One example of how an IT term was changed due to community feedback is the term “feed,” which is defined as “summary content with Web links to a more complete version delivered in a standard XML format.” Our Brazilian terminologist proposed to translate the term into Portuguese for the Brazilian market. Many customers supported this approach, and even suggested alternative Portuguese translations for “feed.” But as it turned out, most customers opted to leave the term “feed” in English instead of translating it to Portuguese. There were some different translations used in the Brazilian market, but participants acknowledged that the English term was more common and consequently their preferred choice. Based on this feedback, we adopted “feed” in the Brazilian version of Windows Vista.

Another example is “playlist,” which appears in Windows Media Player. We included the term in the Windows Vista Community Forum because we were curious whether our current Brazilian-Portuguese translation used in Windows XP, “lista de reprodução,” was considered appropriate.

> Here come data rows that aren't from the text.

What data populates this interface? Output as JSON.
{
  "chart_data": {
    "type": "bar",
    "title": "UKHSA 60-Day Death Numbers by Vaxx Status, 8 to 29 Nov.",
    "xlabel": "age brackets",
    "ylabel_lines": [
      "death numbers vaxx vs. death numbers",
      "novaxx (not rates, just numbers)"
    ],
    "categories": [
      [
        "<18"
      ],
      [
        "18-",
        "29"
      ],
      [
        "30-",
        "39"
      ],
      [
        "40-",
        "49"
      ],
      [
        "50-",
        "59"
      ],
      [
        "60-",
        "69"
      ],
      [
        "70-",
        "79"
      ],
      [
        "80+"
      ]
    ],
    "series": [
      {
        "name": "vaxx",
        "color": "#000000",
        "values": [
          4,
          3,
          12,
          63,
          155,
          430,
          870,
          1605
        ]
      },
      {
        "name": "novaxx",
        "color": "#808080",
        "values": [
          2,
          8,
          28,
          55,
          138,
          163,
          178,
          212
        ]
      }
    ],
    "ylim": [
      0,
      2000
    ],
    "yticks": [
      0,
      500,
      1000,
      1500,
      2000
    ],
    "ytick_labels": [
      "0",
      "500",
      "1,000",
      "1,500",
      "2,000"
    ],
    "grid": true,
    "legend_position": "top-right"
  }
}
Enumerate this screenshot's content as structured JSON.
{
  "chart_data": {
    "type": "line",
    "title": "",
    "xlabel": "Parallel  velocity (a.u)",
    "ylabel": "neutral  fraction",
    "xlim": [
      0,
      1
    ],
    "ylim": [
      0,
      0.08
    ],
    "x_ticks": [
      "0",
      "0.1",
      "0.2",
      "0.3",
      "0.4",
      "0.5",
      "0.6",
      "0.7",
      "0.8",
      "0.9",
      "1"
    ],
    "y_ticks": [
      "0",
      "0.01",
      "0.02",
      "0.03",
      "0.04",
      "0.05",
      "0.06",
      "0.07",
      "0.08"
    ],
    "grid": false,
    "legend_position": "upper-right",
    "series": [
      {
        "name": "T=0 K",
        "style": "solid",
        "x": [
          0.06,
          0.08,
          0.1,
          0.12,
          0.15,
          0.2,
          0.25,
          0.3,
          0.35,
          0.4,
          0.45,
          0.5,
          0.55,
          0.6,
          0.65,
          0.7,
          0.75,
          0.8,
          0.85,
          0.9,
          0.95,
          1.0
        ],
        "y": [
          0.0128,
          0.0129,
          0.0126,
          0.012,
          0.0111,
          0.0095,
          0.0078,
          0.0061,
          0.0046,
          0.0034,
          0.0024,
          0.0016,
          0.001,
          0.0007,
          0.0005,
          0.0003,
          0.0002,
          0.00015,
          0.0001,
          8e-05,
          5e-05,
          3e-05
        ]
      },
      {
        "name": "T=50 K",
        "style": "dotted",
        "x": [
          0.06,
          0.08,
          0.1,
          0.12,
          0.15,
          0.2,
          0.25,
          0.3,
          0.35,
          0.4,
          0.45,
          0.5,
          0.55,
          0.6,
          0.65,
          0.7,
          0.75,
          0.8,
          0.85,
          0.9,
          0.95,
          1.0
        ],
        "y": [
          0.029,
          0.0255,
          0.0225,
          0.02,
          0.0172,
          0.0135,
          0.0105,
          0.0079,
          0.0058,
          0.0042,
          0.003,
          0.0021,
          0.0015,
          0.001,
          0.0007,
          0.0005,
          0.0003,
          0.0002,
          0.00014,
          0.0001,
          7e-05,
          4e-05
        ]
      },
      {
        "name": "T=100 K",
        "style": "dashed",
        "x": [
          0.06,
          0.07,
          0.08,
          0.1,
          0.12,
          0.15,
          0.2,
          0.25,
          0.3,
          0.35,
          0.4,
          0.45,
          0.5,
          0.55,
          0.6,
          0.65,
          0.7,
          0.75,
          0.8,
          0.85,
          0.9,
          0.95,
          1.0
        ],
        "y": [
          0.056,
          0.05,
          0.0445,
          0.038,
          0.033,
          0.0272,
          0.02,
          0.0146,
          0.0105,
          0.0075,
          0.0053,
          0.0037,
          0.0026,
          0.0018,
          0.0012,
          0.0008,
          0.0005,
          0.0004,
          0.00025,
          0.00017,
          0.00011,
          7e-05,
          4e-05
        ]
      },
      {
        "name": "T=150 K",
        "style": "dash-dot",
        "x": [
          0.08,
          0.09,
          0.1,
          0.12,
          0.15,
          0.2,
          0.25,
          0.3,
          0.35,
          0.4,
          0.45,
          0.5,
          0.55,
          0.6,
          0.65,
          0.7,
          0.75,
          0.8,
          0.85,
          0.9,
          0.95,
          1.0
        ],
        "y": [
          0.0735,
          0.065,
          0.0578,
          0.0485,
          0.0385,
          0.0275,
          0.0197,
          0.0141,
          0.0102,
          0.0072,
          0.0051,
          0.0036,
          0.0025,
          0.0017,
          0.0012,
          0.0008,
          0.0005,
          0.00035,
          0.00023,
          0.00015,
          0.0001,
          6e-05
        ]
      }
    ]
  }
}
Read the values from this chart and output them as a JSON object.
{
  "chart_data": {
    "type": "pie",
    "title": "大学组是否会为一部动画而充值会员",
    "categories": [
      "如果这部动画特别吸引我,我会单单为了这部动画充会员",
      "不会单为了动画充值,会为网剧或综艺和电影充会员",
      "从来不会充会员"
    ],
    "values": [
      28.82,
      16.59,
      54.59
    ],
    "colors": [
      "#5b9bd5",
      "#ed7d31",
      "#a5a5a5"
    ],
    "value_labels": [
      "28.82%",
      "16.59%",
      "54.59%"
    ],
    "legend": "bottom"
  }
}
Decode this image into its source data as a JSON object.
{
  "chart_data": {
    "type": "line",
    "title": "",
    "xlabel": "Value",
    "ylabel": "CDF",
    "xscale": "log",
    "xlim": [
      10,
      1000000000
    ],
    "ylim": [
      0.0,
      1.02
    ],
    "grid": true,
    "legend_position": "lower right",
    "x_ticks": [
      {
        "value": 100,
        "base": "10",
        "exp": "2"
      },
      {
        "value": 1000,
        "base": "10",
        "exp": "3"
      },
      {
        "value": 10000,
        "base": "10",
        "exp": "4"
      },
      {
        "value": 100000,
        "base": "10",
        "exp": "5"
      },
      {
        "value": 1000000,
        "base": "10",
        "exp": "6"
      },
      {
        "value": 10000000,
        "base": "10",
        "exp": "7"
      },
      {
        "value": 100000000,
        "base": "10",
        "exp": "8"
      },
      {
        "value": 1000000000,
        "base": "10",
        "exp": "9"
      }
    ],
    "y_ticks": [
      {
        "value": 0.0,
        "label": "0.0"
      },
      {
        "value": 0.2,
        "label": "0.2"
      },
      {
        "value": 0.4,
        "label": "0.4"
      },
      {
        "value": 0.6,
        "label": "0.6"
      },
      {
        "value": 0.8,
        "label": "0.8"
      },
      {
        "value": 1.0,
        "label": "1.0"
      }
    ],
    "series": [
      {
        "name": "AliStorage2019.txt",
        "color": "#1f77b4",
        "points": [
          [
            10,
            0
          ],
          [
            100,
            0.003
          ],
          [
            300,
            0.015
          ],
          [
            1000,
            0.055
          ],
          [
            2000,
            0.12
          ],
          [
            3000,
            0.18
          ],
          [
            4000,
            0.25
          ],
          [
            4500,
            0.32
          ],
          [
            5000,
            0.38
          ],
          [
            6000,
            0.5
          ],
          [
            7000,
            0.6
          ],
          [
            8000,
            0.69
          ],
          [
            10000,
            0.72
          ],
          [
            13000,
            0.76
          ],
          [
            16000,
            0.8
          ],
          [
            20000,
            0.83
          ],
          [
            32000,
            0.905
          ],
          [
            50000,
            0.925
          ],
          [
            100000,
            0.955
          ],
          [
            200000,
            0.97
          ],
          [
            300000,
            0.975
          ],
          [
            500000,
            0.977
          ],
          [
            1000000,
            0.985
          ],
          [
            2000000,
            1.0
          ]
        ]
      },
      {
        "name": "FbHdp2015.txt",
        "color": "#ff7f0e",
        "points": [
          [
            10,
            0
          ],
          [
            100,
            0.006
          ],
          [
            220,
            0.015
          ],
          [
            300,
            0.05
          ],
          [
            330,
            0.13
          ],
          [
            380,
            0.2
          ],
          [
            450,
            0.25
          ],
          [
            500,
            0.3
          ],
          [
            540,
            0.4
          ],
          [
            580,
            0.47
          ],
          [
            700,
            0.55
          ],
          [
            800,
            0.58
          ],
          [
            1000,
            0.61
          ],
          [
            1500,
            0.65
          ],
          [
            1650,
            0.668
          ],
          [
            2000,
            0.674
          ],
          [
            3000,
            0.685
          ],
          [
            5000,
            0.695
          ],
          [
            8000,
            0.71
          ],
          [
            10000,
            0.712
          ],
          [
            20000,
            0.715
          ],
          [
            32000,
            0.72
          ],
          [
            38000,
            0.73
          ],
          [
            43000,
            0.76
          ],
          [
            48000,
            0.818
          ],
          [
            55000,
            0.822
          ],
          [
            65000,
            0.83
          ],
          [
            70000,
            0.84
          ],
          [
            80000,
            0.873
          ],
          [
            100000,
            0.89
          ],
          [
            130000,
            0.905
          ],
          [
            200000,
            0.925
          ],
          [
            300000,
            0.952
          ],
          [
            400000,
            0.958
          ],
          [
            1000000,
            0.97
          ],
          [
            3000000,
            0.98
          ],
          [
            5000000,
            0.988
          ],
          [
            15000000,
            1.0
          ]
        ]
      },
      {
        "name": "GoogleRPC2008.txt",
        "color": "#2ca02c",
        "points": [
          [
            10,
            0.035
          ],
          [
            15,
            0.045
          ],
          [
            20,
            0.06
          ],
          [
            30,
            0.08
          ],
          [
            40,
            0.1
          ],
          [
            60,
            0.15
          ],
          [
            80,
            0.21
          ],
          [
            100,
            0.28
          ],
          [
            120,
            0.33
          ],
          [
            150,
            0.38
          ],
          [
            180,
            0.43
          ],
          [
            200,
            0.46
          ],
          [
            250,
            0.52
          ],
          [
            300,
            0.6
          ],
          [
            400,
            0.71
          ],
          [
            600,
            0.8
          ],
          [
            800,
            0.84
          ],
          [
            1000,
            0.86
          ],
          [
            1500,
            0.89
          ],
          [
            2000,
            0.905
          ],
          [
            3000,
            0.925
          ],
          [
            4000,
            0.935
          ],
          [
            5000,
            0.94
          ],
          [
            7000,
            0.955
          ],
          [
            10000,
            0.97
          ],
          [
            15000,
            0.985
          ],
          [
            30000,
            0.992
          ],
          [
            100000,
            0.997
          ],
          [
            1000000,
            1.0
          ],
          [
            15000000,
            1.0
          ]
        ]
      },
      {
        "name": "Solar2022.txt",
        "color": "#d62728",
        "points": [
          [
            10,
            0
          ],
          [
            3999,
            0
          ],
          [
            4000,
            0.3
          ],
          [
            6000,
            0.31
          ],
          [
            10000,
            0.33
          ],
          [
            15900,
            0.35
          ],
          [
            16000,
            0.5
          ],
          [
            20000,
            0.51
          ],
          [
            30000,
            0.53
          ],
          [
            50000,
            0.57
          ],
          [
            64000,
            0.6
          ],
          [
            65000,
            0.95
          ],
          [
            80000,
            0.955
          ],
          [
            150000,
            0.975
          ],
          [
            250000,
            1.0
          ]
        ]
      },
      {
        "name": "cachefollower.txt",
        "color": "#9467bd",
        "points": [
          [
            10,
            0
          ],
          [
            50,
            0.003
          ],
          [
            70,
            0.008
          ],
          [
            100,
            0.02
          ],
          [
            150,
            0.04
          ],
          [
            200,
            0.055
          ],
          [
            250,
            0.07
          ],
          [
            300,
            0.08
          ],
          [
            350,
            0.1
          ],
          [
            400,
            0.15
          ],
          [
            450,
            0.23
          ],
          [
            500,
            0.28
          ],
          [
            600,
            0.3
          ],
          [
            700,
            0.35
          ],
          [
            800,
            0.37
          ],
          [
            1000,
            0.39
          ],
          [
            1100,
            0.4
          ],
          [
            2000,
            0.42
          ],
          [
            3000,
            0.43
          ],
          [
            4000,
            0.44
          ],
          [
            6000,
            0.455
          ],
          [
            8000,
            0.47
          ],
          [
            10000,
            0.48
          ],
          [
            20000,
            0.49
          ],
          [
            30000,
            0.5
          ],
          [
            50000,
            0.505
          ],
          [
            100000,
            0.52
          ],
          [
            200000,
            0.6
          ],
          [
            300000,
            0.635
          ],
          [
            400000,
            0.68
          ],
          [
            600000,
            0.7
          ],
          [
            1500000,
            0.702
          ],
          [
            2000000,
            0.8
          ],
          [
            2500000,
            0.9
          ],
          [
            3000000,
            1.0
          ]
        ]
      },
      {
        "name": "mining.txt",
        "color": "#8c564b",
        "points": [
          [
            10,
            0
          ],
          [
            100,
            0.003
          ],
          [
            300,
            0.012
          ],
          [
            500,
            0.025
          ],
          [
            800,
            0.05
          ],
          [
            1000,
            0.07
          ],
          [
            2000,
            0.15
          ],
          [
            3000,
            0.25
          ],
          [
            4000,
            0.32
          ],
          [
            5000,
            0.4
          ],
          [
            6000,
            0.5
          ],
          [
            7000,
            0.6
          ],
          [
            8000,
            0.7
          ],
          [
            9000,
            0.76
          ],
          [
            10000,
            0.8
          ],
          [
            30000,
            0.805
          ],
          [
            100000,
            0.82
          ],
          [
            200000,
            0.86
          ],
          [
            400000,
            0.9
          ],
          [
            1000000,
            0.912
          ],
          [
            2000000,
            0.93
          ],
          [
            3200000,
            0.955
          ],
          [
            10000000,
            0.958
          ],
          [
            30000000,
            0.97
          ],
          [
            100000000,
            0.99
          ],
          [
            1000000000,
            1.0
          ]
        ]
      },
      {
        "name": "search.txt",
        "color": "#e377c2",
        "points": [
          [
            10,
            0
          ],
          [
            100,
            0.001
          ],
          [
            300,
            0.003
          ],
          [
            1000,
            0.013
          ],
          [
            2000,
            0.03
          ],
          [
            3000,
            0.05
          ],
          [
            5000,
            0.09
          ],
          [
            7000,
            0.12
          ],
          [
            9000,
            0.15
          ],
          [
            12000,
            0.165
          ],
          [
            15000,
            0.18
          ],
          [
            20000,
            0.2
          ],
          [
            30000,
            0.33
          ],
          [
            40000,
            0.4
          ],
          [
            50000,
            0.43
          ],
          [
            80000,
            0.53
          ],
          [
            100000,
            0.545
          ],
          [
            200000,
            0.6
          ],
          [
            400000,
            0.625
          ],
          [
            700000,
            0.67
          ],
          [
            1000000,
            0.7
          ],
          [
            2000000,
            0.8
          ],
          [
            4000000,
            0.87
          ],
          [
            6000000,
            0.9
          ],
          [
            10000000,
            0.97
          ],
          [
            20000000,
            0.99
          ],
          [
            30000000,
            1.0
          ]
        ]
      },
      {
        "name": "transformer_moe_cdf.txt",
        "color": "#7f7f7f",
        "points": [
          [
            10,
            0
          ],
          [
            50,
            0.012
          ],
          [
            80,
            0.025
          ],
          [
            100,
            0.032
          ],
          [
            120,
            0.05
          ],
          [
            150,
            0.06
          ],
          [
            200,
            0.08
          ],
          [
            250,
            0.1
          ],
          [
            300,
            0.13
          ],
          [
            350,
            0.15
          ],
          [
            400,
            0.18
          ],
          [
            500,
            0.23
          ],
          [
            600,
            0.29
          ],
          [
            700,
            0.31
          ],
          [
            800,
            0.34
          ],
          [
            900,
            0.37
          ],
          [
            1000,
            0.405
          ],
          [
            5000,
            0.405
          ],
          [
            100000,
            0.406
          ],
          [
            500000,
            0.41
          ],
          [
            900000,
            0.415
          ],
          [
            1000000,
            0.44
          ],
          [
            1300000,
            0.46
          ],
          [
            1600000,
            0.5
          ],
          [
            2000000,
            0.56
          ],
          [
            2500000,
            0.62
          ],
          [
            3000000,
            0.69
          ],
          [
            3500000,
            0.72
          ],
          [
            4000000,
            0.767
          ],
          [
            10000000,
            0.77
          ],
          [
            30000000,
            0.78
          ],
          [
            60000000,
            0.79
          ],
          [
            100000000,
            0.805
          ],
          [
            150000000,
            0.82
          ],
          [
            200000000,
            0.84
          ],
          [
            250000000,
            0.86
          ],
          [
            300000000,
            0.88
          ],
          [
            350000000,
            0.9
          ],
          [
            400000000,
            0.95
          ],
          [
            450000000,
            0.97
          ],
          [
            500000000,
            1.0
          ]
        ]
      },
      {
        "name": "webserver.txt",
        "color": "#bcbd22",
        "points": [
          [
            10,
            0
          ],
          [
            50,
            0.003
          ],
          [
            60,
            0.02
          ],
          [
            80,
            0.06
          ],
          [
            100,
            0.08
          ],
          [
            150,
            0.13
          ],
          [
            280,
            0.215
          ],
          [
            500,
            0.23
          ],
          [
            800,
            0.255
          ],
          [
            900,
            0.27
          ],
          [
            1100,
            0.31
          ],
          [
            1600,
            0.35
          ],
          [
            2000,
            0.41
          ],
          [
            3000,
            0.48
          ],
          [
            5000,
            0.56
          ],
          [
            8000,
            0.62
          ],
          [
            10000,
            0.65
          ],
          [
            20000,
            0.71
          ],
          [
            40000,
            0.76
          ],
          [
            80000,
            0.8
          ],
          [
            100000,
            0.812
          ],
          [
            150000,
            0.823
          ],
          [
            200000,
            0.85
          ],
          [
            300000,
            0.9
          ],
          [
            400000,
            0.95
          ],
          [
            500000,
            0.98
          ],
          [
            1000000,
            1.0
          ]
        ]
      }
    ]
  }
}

The community confirmed that the term was indeed appropriate and, as a result, the term “lista de reprodução” was kept for Windows Vista.

PressPass: How does Microsoft’s Language Portal differ from other language resources available on the Web?

Itoi: The Language Portal makes Microsoft language resources widely available, and it also provides an online community where people can interact and share their points of view with Microsoft. Not only will the Portal help support local software developers and language experts, but it will also help Microsoft to create software applications that more accurately reflect the diversity of language and cultures around the world. We are very encouraged by the positive feedback we’ve received so far from language communities across Microsoft’s international markets and we’re looking forward to our continued work with these communities in the future.